I was a teen when Grandma walked into the kitchen and said, "Somebody's shot John Lennon." I didn't believe her. She had to have the wrong information. That was too much of a shock.Who would want to kill him?
By the time I was old enough to know who The Beatles were they had broken up. Strangely enough, my grandmother had their music in our house right along with her collections of The Carter Family, Roy Acuff, Hank Williams, Sr., Bessie Smith and Dinah Washington. Grandma liked to listen to the words of songs and thought "those English boys say such wonderful things."
After their split, it seemed that each Beatle had gone onto their own individual success--even Ringo. Paul had gone off with Linda, George was getting spiritual, John had Yoko and I think Ringo had an actress wife. I was just grateful that they had left their music to the world. "You've Got to Hide Your Love Away," "Ticket to Ride," "Norwegian Wood," "We Can Work it Out" etc., were works of God-given genius as far as I was concerned. I'd wonder what it must've been like in those "Lennon-McCartney" writing sessions.
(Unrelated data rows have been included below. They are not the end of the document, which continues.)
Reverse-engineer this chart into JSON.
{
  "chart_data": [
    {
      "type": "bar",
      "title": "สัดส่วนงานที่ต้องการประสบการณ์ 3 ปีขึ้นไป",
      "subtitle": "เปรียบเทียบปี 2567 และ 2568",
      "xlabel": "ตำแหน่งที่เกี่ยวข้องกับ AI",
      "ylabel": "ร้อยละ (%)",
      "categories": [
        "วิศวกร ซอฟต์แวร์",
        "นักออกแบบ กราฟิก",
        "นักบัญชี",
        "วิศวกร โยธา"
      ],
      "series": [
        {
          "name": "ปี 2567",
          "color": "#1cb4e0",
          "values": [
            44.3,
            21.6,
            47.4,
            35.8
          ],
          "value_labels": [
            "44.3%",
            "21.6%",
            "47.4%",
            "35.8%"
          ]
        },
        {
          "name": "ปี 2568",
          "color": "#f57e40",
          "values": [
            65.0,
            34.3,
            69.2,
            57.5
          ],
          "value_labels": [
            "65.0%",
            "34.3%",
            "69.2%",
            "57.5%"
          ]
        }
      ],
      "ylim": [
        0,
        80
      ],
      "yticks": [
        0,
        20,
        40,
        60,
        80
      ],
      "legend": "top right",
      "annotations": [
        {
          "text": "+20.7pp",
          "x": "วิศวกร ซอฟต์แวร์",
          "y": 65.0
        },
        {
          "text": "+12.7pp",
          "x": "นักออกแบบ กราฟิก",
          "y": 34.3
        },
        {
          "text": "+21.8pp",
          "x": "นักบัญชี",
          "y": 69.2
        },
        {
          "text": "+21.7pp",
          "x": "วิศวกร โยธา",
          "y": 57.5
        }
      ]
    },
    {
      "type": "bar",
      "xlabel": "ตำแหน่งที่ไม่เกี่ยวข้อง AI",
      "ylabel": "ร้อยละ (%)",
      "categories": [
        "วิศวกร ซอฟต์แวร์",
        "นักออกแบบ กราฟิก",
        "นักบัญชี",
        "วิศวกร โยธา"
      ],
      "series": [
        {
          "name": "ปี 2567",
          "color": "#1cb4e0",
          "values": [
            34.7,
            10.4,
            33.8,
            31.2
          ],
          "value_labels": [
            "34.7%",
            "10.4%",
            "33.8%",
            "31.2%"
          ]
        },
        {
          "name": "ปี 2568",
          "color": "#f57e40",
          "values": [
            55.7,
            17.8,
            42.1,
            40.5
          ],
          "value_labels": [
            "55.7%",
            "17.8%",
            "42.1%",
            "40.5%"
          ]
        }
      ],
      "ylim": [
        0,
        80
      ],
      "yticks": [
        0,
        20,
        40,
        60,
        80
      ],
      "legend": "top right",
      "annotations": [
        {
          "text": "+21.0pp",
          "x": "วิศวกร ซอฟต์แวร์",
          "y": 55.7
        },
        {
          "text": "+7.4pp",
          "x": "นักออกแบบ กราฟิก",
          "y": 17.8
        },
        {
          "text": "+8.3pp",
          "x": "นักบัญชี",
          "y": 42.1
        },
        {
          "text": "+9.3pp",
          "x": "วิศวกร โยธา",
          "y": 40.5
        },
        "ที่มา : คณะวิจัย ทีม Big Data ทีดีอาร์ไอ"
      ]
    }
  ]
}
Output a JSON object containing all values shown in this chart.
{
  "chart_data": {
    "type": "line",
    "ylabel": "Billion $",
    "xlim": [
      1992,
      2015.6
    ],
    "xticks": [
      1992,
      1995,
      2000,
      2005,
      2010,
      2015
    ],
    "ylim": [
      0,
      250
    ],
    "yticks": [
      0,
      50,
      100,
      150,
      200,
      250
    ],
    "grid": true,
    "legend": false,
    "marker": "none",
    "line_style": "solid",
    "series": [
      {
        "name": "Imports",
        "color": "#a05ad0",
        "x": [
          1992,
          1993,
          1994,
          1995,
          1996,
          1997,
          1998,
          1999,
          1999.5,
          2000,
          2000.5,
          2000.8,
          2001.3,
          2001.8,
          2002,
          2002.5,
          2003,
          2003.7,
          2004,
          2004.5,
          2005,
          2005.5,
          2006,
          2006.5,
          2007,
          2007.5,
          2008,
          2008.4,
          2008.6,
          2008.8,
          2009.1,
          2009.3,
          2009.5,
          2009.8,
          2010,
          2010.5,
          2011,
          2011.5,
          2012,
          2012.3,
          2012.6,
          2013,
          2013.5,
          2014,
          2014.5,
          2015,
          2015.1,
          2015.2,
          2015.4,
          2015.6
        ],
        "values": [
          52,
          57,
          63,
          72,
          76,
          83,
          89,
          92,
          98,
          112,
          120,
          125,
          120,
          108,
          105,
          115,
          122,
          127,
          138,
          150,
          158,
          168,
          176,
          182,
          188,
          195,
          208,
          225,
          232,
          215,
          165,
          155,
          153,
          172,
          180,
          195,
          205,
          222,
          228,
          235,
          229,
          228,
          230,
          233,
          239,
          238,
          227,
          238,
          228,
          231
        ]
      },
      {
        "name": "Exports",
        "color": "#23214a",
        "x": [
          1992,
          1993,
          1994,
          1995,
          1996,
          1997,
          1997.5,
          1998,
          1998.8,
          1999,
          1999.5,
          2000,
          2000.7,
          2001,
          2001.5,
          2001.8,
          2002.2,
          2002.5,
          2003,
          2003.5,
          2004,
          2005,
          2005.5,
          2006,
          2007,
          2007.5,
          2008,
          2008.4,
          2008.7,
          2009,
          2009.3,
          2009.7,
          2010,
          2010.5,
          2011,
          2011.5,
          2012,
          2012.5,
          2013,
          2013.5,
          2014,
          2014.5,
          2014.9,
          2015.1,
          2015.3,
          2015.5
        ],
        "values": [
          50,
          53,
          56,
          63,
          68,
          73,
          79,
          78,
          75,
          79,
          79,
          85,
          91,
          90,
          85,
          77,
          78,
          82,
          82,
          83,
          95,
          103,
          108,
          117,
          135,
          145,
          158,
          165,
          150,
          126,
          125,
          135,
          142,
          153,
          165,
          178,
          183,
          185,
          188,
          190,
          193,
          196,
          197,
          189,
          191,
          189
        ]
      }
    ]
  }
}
When I first heard "Imagine," I was struck by it's simplicity. The song reminded me of some of the discussions I had with various friends of mine. We asked, "What if...there was no Heaven, hunger, war" etc., while John (yes, we kind of felt like we knew him) asked us to "Imagine" those things. Maybe if we could "see it" we'd "achieve it." We figured he'd be around when his world "living as one" started to happen. But he was taken from us that night in 1980.
There's been a lot of coverage of the passing of Nelson Mandela since Dec. 5th and as I watched some of it, I remembered the death of John Lennon was Sunday the 8th. I didn't think the two men could be connected in any way and then I saw the children in New York simultaneously singing "Imagine" with children from Johannesburg, South Africa at the end of this particular news broadcast. Maybe somewhere John and Madiba are smiling. Imagine that.